Calculating memory space occupied by unordered maps

Question 1

I don't think it's possible to answer your question precisely without looking at the precise unordered_map implementation your STL uses.

However, based on the unordered_map interface, you could make decent educated guesses:

An unordered_map needs to store:

one bucket container (probably a vector-like structure)
max_bucket_count buckets (probably singly-linked-list-like structures)
one complete entry for each item (not only the value, but also the key, to handle key hash collisions)

After a quick look at the Libc++ implementation, you also need space to store:

The hashing function object
The equality test function object
The allocator function object

With this in mind, my guesstimate would be something like:

typedef unordered_map<K, V, ...> tMyMap;

size_t getMemoryUsage(const tMyMap& map) {
  auto entrySize = sizeof(K) + sizeof(V) + sizeof(void*);
  auto bucketSize = sizeof(void*);
  auto adminSize = 3 * sizeof(void*) + sizeof(size_t);

  auto totalSize = adminSize + map.size() * entrySize + map.max_bucket_count() * bucketSize();
  return totalSize;
}

This would only work for the first of your cases, since in the second cases, each entry can have a completely different memory usage based on how big each vector is. For the second case, you would therefore have to add something like this:

size_t getMemoryUsage(const tMyMap& map) {
  auto entrySize = sizeof(K) + sizeof(V) + sizeof(void*);
  auto bucketSize = sizeof(void*);
  auto adminSize = 3 * sizeof(void*) + sizeof(size_t);
  auto totalSize = adminSize + map.size() * entrySize + map.max_bucket_count() * bucketSize();

  auto contentSize = 0;
  for (const auto& kv : map) {
    // since accept is a vector<char>, 
    // it uses capacity() bytes of additional memory
    contentSize += kv.second.accept.capacity();
  }
  totalSize += contentSize;

  return totalSize;
}

However, considering real-world allocation logic, the memory your map actually uses may differ a lot from this due to e.g. external fragmentation. If you want to be 100% sure how much memory an unordered_map uses, you need to also take allocator behavior into account.

Question 2

One possible approach is to find out by experiment using custom allocators.

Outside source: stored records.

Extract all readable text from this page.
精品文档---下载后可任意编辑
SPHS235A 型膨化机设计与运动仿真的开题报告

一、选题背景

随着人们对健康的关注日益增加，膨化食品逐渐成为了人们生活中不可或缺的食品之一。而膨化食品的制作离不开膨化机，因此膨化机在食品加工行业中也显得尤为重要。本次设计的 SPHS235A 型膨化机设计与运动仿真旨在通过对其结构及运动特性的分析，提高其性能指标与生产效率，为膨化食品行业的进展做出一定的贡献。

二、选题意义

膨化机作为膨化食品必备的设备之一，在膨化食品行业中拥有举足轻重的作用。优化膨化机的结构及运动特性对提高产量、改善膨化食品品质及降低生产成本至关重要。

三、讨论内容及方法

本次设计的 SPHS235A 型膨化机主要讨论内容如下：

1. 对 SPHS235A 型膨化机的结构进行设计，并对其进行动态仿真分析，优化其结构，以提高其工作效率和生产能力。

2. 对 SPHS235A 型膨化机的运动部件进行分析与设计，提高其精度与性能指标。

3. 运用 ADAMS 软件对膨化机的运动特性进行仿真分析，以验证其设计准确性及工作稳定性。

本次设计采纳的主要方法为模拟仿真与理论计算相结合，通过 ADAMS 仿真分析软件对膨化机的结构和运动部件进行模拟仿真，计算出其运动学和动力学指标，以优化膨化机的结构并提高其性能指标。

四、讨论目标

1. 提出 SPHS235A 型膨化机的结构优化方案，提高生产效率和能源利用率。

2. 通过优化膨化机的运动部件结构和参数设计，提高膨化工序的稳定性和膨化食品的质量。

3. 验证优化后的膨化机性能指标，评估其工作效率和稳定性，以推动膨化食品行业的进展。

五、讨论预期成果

A straight forward solution could leverage C++11's "Scoped allocator model" (see also The Scoped Allocator Model (Rev 2), Stroustrup: Scoped allocators. A "scoped allocator" will be applied to the container and recursively to its elements.

Providing such a custom allocator for the std::unordered_map and its elements would enable you to precisely count the number of blocks, it's size and the total amount.

By the way, a scoped allocator would also let you optimize the memory consumption and performance, for example by providing an "arena allocator".

There's just one caveat: Despite the Scoped Allocator Model is required by C+11 conformance, it's likely that's it's not implemented in the standard library provided by the Compiler vendor. For example, clang's standard library fully implements Scoped allocators for all containers. Regarding GCC, please read here: GCC Status, and the GCC mailing list.

Edit:

A completely different approach is to use a tool which analyses the memory consumption. For example, the Xcode IDE provides an excellent tool "Instruments", which provides various analysis methods, one for tracking heap and object allocations. It would take just seconds to compare your two different versions. The available tools will differ for your platform, of course ;)

Question 3

I would suggest to create an array containing your maps. You will be able to create lots of them (e.g. 10 thousands) You can then divide the total memory (as indicated by the OS) by 10 thousand. Of couse you would need to take the overhead (memory consumption before allocating your maps) into account (including the array).

Doing lots of sizeof would not help, because for each allocation on the heap, you have an implementation defined overhead. For example on Visual Studio 2013, in Release allocations are done by multiple of 8 bytes (or 16 bytes for large arrays).